Phase 1: Content Scan
Read/listen to the full content. As you go, notice what DOMAINS of wisdom are present. These aren't the topics discussed — they're the TYPES of insight being delivered.
Examples of wisdom domains (these are illustrative, not exhaustive):
- Programming Philosophy (how to think about code, not specific syntax)
- Developer Workflow (practical tips for how to work)
- Business/Money Philosophy (unconventional takes on money, success, building companies)
- Human Psychology (insights about how people think, behave, learn)
- Technology Predictions (where things are headed)
- Life Philosophy (how to live, what matters)
- Contrarian Takes (things that go against conventional wisdom)
- First-Time Revelations (things you're hearing for the first time — genuinely new)
- Technical Architecture (how something is built, design decisions)
- Leadership & Team Dynamics (managing people, working with others)
- Creative Process (how to make things, craft, art)
Phase 2: Section Selection
Pick sections based on depth level (default Full = 5-12). Requirements:
- Section count follows depth level table. Full = 5-12, Comprehensive = 10-15, Basic/Fast = 3, Instant = 1.
- Each section must have at least 3 STRONG bullets to justify existing (except Fast, where 3 tight bullets IS the section). If you can only scrape together 2 weak ones, merge into a related section.
- Always include "Quotes That Hit Different" if the content has good ones
- Always include "First-Time Revelations" if there are genuinely new ideas — things you literally didn't know before
- Section names should be conversational, not academic. "Money Philosophy" not "Financial Considerations"
- Sections should be SPECIFIC to this content. Generic sections = failure.
- Kill inventory sections. If a section is just a list of facts ("uses X for Y, uses A for B"), it's not wisdom. Either go deeper on WHY those choices matter or merge the facts into a section about the underlying philosophy.

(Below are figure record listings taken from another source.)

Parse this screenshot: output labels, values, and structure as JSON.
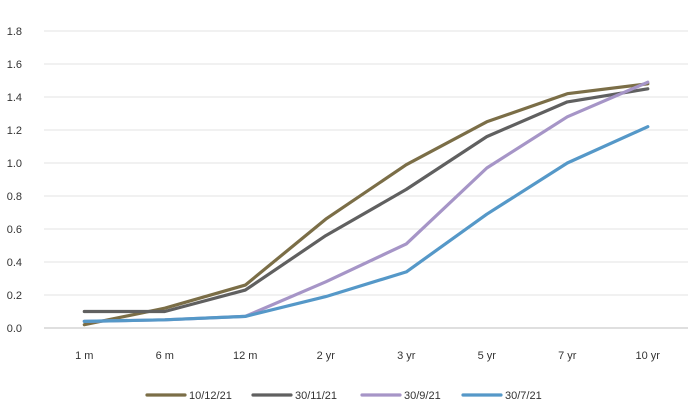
{
  "chart_data": {
    "type": "line",
    "title": "",
    "xlabel": "",
    "ylabel": "",
    "categories": [
      "1 m",
      "6 m",
      "12 m",
      "2 yr",
      "3 yr",
      "5 yr",
      "7 yr",
      "10 yr"
    ],
    "ylim": [
      0,
      1.8
    ],
    "yticks": [
      "0.0",
      "0.2",
      "0.4",
      "0.6",
      "0.8",
      "1.0",
      "1.2",
      "1.4",
      "1.6",
      "1.8"
    ],
    "grid": true,
    "legend_position": "bottom",
    "series": [
      {
        "name": "10/12/21",
        "color": "#7b6e47",
        "values": [
          0.02,
          0.12,
          0.26,
          0.66,
          0.99,
          1.25,
          1.42,
          1.48
        ]
      },
      {
        "name": "30/11/21",
        "color": "#606060",
        "values": [
          0.1,
          0.1,
          0.23,
          0.56,
          0.84,
          1.16,
          1.37,
          1.45
        ]
      },
      {
        "name": "30/9/21",
        "color": "#a695c7",
        "values": [
          0.04,
          0.05,
          0.07,
          0.28,
          0.51,
          0.97,
          1.28,
          1.49
        ]
      },
      {
        "name": "30/7/21",
        "color": "#5598c8",
        "values": [
          0.04,
          0.05,
          0.07,
          0.19,
          0.34,
          0.69,
          1.0,
          1.22
        ]
      }
    ]
  }
}
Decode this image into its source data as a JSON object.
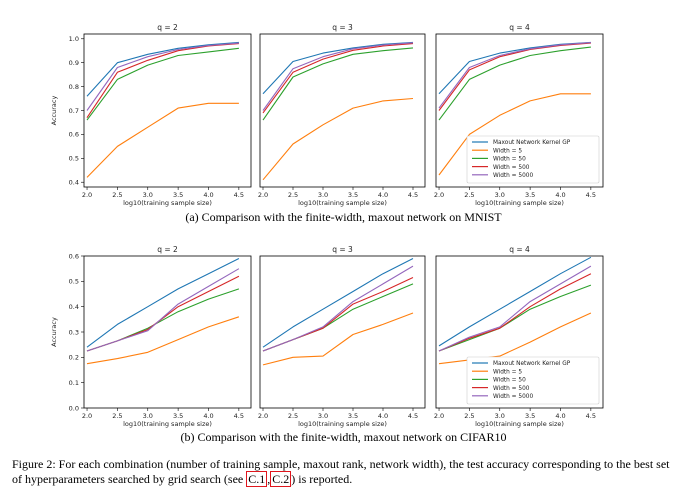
{
  "figure": {
    "caption_prefix": "Figure 2: For each combination (number of training sample, maxout rank, network width), the test accuracy corresponding to the best set of hyperparameters searched by grid search (see ",
    "ref1": "C.1",
    "ref_sep": ",",
    "ref2": "C.2",
    "caption_suffix": ") is reported."
  },
  "subfig_a": {
    "caption": "(a) Comparison with the finite-width, maxout network on MNIST"
  },
  "subfig_b": {
    "caption": "(b) Comparison with the finite-width, maxout network on CIFAR10"
  },
  "colors": {
    "Maxout Network Kernel GP": "#1f77b4",
    "Width = 5": "#ff7f0e",
    "Width = 50": "#2ca02c",
    "Width = 500": "#d62728",
    "Width = 5000": "#9467bd"
  },
  "chart_data": [
    {
      "type": "line",
      "panel": "mnist-q2",
      "title": "q = 2",
      "xlabel": "log10(training sample size)",
      "ylabel": "Accuracy",
      "xlim": [
        1.95,
        4.7
      ],
      "ylim": [
        0.38,
        1.02
      ],
      "xticks": [
        2.0,
        2.5,
        3.0,
        3.5,
        4.0,
        4.5
      ],
      "yticks": [
        0.4,
        0.5,
        0.6,
        0.7,
        0.8,
        0.9,
        1.0
      ],
      "x": [
        2.0,
        2.5,
        3.0,
        3.5,
        4.0,
        4.5
      ],
      "series": [
        {
          "name": "Maxout Network Kernel GP",
          "values": [
            0.76,
            0.9,
            0.935,
            0.96,
            0.975,
            0.985
          ]
        },
        {
          "name": "Width = 5",
          "values": [
            0.42,
            0.55,
            0.63,
            0.71,
            0.73,
            0.73
          ]
        },
        {
          "name": "Width = 50",
          "values": [
            0.66,
            0.83,
            0.89,
            0.93,
            0.945,
            0.96
          ]
        },
        {
          "name": "Width = 500",
          "values": [
            0.67,
            0.86,
            0.91,
            0.95,
            0.97,
            0.98
          ]
        },
        {
          "name": "Width = 5000",
          "values": [
            0.7,
            0.88,
            0.925,
            0.955,
            0.972,
            0.982
          ]
        }
      ],
      "legend": false
    },
    {
      "type": "line",
      "panel": "mnist-q3",
      "title": "q = 3",
      "xlabel": "log10(training sample size)",
      "ylabel": "",
      "xlim": [
        1.95,
        4.7
      ],
      "ylim": [
        0.38,
        1.02
      ],
      "xticks": [
        2.0,
        2.5,
        3.0,
        3.5,
        4.0,
        4.5
      ],
      "yticks": [],
      "x": [
        2.0,
        2.5,
        3.0,
        3.5,
        4.0,
        4.5
      ],
      "series": [
        {
          "name": "Maxout Network Kernel GP",
          "values": [
            0.77,
            0.905,
            0.94,
            0.962,
            0.977,
            0.985
          ]
        },
        {
          "name": "Width = 5",
          "values": [
            0.41,
            0.56,
            0.64,
            0.71,
            0.74,
            0.75
          ]
        },
        {
          "name": "Width = 50",
          "values": [
            0.66,
            0.84,
            0.895,
            0.935,
            0.95,
            0.962
          ]
        },
        {
          "name": "Width = 500",
          "values": [
            0.69,
            0.86,
            0.915,
            0.952,
            0.97,
            0.98
          ]
        },
        {
          "name": "Width = 5000",
          "values": [
            0.7,
            0.875,
            0.925,
            0.958,
            0.974,
            0.983
          ]
        }
      ],
      "legend": false
    },
    {
      "type": "line",
      "panel": "mnist-q4",
      "title": "q = 4",
      "xlabel": "log10(training sample size)",
      "ylabel": "",
      "xlim": [
        1.95,
        4.7
      ],
      "ylim": [
        0.38,
        1.02
      ],
      "xticks": [
        2.0,
        2.5,
        3.0,
        3.5,
        4.0,
        4.5
      ],
      "yticks": [],
      "x": [
        2.0,
        2.5,
        3.0,
        3.5,
        4.0,
        4.5
      ],
      "series": [
        {
          "name": "Maxout Network Kernel GP",
          "values": [
            0.77,
            0.905,
            0.94,
            0.962,
            0.977,
            0.985
          ]
        },
        {
          "name": "Width = 5",
          "values": [
            0.43,
            0.6,
            0.68,
            0.74,
            0.77,
            0.77
          ]
        },
        {
          "name": "Width = 50",
          "values": [
            0.66,
            0.83,
            0.89,
            0.93,
            0.95,
            0.965
          ]
        },
        {
          "name": "Width = 500",
          "values": [
            0.7,
            0.87,
            0.925,
            0.955,
            0.972,
            0.982
          ]
        },
        {
          "name": "Width = 5000",
          "values": [
            0.71,
            0.88,
            0.93,
            0.958,
            0.975,
            0.984
          ]
        }
      ],
      "legend": true
    },
    {
      "type": "line",
      "panel": "cifar-q2",
      "title": "q = 2",
      "xlabel": "log10(training sample size)",
      "ylabel": "Accuracy",
      "xlim": [
        1.95,
        4.7
      ],
      "ylim": [
        0.0,
        0.6
      ],
      "xticks": [
        2.0,
        2.5,
        3.0,
        3.5,
        4.0,
        4.5
      ],
      "yticks": [
        0.0,
        0.1,
        0.2,
        0.3,
        0.4,
        0.5,
        0.6
      ],
      "x": [
        2.0,
        2.5,
        3.0,
        3.5,
        4.0,
        4.5
      ],
      "series": [
        {
          "name": "Maxout Network Kernel GP",
          "values": [
            0.24,
            0.33,
            0.4,
            0.47,
            0.53,
            0.59
          ]
        },
        {
          "name": "Width = 5",
          "values": [
            0.175,
            0.195,
            0.22,
            0.27,
            0.32,
            0.36
          ]
        },
        {
          "name": "Width = 50",
          "values": [
            0.225,
            0.265,
            0.315,
            0.38,
            0.43,
            0.47
          ]
        },
        {
          "name": "Width = 500",
          "values": [
            0.225,
            0.265,
            0.31,
            0.4,
            0.46,
            0.52
          ]
        },
        {
          "name": "Width = 5000",
          "values": [
            0.225,
            0.265,
            0.305,
            0.41,
            0.48,
            0.55
          ]
        }
      ],
      "legend": false
    },
    {
      "type": "line",
      "panel": "cifar-q3",
      "title": "q = 3",
      "xlabel": "log10(training sample size)",
      "ylabel": "",
      "xlim": [
        1.95,
        4.7
      ],
      "ylim": [
        0.0,
        0.6
      ],
      "xticks": [
        2.0,
        2.5,
        3.0,
        3.5,
        4.0,
        4.5
      ],
      "yticks": [],
      "x": [
        2.0,
        2.5,
        3.0,
        3.5,
        4.0,
        4.5
      ],
      "series": [
        {
          "name": "Maxout Network Kernel GP",
          "values": [
            0.24,
            0.32,
            0.39,
            0.46,
            0.53,
            0.59
          ]
        },
        {
          "name": "Width = 5",
          "values": [
            0.17,
            0.2,
            0.205,
            0.29,
            0.33,
            0.375
          ]
        },
        {
          "name": "Width = 50",
          "values": [
            0.225,
            0.27,
            0.315,
            0.39,
            0.44,
            0.49
          ]
        },
        {
          "name": "Width = 500",
          "values": [
            0.225,
            0.27,
            0.315,
            0.41,
            0.46,
            0.515
          ]
        },
        {
          "name": "Width = 5000",
          "values": [
            0.225,
            0.27,
            0.32,
            0.42,
            0.49,
            0.56
          ]
        }
      ],
      "legend": false
    },
    {
      "type": "line",
      "panel": "cifar-q4",
      "title": "q = 4",
      "xlabel": "log10(training sample size)",
      "ylabel": "",
      "xlim": [
        1.95,
        4.7
      ],
      "ylim": [
        0.0,
        0.6
      ],
      "xticks": [
        2.0,
        2.5,
        3.0,
        3.5,
        4.0,
        4.5
      ],
      "yticks": [],
      "x": [
        2.0,
        2.5,
        3.0,
        3.5,
        4.0,
        4.5
      ],
      "series": [
        {
          "name": "Maxout Network Kernel GP",
          "values": [
            0.245,
            0.32,
            0.39,
            0.46,
            0.53,
            0.595
          ]
        },
        {
          "name": "Width = 5",
          "values": [
            0.175,
            0.19,
            0.205,
            0.26,
            0.32,
            0.375
          ]
        },
        {
          "name": "Width = 50",
          "values": [
            0.225,
            0.27,
            0.315,
            0.39,
            0.44,
            0.485
          ]
        },
        {
          "name": "Width = 500",
          "values": [
            0.225,
            0.275,
            0.315,
            0.4,
            0.47,
            0.53
          ]
        },
        {
          "name": "Width = 5000",
          "values": [
            0.225,
            0.28,
            0.32,
            0.42,
            0.49,
            0.56
          ]
        }
      ],
      "legend": true
    }
  ]
}
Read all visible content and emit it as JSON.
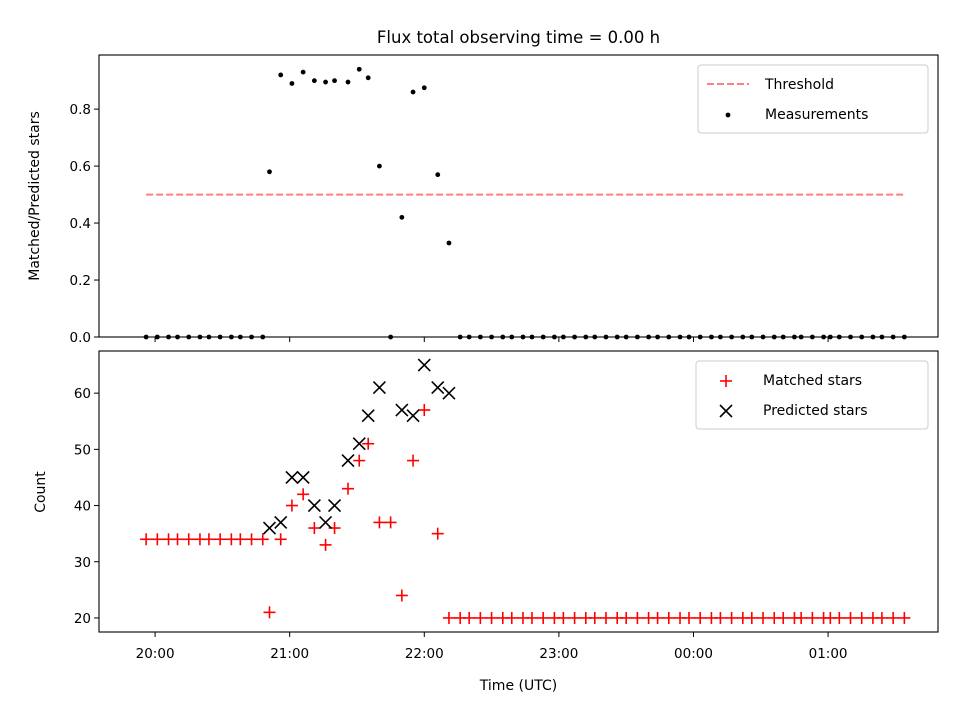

- Don't split what belongs together. If "burnout recovery" and "money philosophy" are actually both about "what success really means," make one richer section instead of two thin ones.
- Name sections like a magazine editor. "The Death of 80% of Apps" is great. "Technology Predictions" is not. The section name itself should make you curious. It's a headline, not a category.
- Surprise density per section. If a section has 6+ bullets but only 2 are genuinely surprising, kill the padding and keep the winners. Quality > quantity per section.
- Don't drop your best material between drafts. If a spicy take, stunning moment, or first-time revelation was identified in an earlier pass, it MUST survive into the final version. Losing great material is worse than adding mediocre material.
Phase 3: Extraction
For each section, extract 3-15 bullets depending on density. Apply all tone rules. Every bullet earns its place.
The Spiciest Take Rule: If the speaker has a genuinely contrarian or hot take on a topic (e.g., "screw MCPs", "X is dead", "Y is overhyped"), that take MUST appear somewhere. Spicy takes are the most memorable, shareable, and valuable parts of any content. Don't water them down. Don't leave them out.
The "Would I Tweet This?" Test: After extraction, scan your bullets. If fewer than half would make a good standalone tweet or social media post, your bullets are too generic. The best extractions are effectively a thread of tweetable insights.
Phase 4: Closing Sections (Depth-Level Dependent)
Which closing sections to include depends on depth level:
| Level |
Closing Sections |
| Instant |
None |
| Fast |
None |
| Basic |
One-Sentence Takeaway only |
| Full |
One-Sentence Takeaway + If You Only Have 2 Minutes + References & Rabbit Holes |
| Comprehensive |
All three above + Themes & Connections |
One-Sentence Takeaway
The single most important thing from the entire piece in 15-20 words.
If You Only Have 2 Minutes
The 5-7 absolute must-know points. The cream of the cream.
References & Rabbit Holes
People, projects, books, tools, and ideas mentioned that are worth following up on. Brief context for each.
Themes & Connections (Comprehensive only)
3-5 throughlines that connect multiple sections. The deeper patterns the speaker may not realize they're revealing. Not summaries. Synthesis.